New England Colonial architecture is anenduring style that's just as appropriate for family living today as it was back in its heyday in the 1930s and '40s.
Architect Jan Gleysteen says there's a good reason for this such houses are not only imbued with traditional character and charm, but are also a symbol of the past. As such they conjure up feelings of warmth and familiarity.
"There is a scaling to these houses that ensures they seem to wrap protectively around the family," Gleysteen says. "This concept of scaling is readily evident in this property mature beech trees frame the house beautifully, and make it seem as though it has always been there."
The architect says the house replaces a 1980s modern house that was built on a 45° angle to the street.
"Most of the houses in the small town have a New England Colonial character and are built parallel to the street. The original house on this block had no curb appeal, so that was a key consideration in the planning of the new house. We placed it parallel to the street, on a slight rise, with a U-shaped driveway providing a double entry."

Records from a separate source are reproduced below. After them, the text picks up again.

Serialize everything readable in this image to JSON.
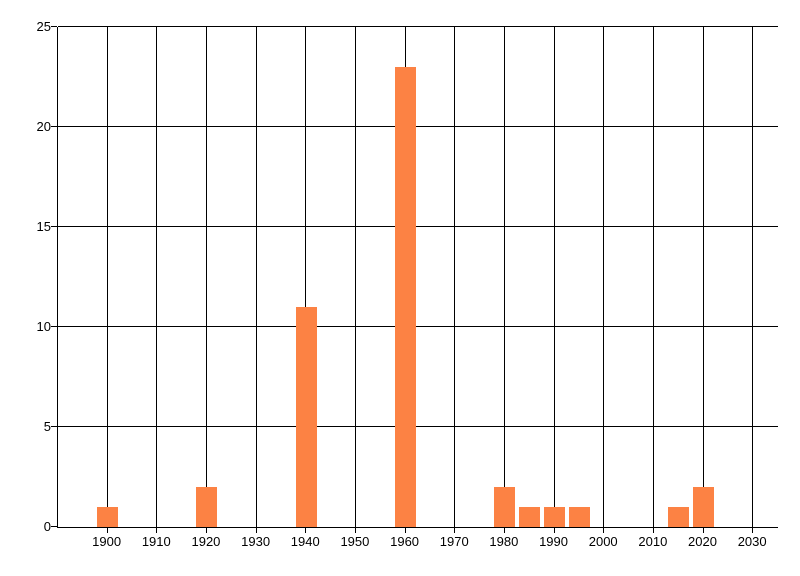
{
  "chart_data": {
    "type": "bar",
    "title": "",
    "xlabel": "",
    "ylabel": "",
    "grid": "on",
    "legend": "none",
    "xlim": [
      1890,
      2035
    ],
    "ylim": [
      0,
      25
    ],
    "x_tick_labels": [
      "1900",
      "1910",
      "1920",
      "1930",
      "1940",
      "1950",
      "1960",
      "1970",
      "1980",
      "1990",
      "2000",
      "2010",
      "2020",
      "2030"
    ],
    "x_tick_values": [
      1900,
      1910,
      1920,
      1930,
      1940,
      1950,
      1960,
      1970,
      1980,
      1990,
      2000,
      2010,
      2020,
      2030
    ],
    "y_tick_labels": [
      "0",
      "5",
      "10",
      "15",
      "20",
      "25"
    ],
    "y_tick_values": [
      0,
      5,
      10,
      15,
      20,
      25
    ],
    "bars": [
      {
        "x": 1900,
        "value": 1
      },
      {
        "x": 1920,
        "value": 2
      },
      {
        "x": 1940,
        "value": 11
      },
      {
        "x": 1960,
        "value": 23
      },
      {
        "x": 1980,
        "value": 2
      },
      {
        "x": 1985,
        "value": 1
      },
      {
        "x": 1990,
        "value": 1
      },
      {
        "x": 1995,
        "value": 1
      },
      {
        "x": 2015,
        "value": 1
      },
      {
        "x": 2020,
        "value": 2
      }
    ],
    "colors": {
      "bar": "#FC8244",
      "grid": "#000000",
      "axis": "#000000",
      "background": "#FFFFFF",
      "text": "#000000"
    }
  }
}
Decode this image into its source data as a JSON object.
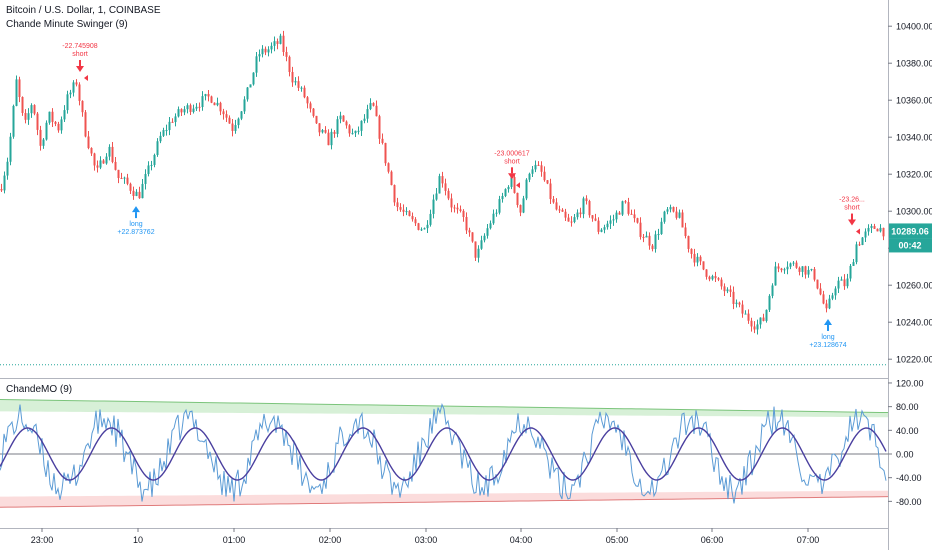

The traditional formality of the front elevation is also typical of the style. Gleysteen ensured the main volume has a strong symmetry to the extent that one of the two chimneys that anchor the sides of the house is purely for aesthetic purposes.
Other features of the New England Colonial style include the fieldstone siding, which is framed by prominent corner pilasters with recessed panels. The house also has black-forest green paneled shutters with exposed hardware, antique lanterns, and Georgian-style columns and dentil mouldings below the roof eaves.
"Unlike the rear, there are no dormer windows on the front elevation, which gives the house a simpler, cleaner look from the street," the architect says.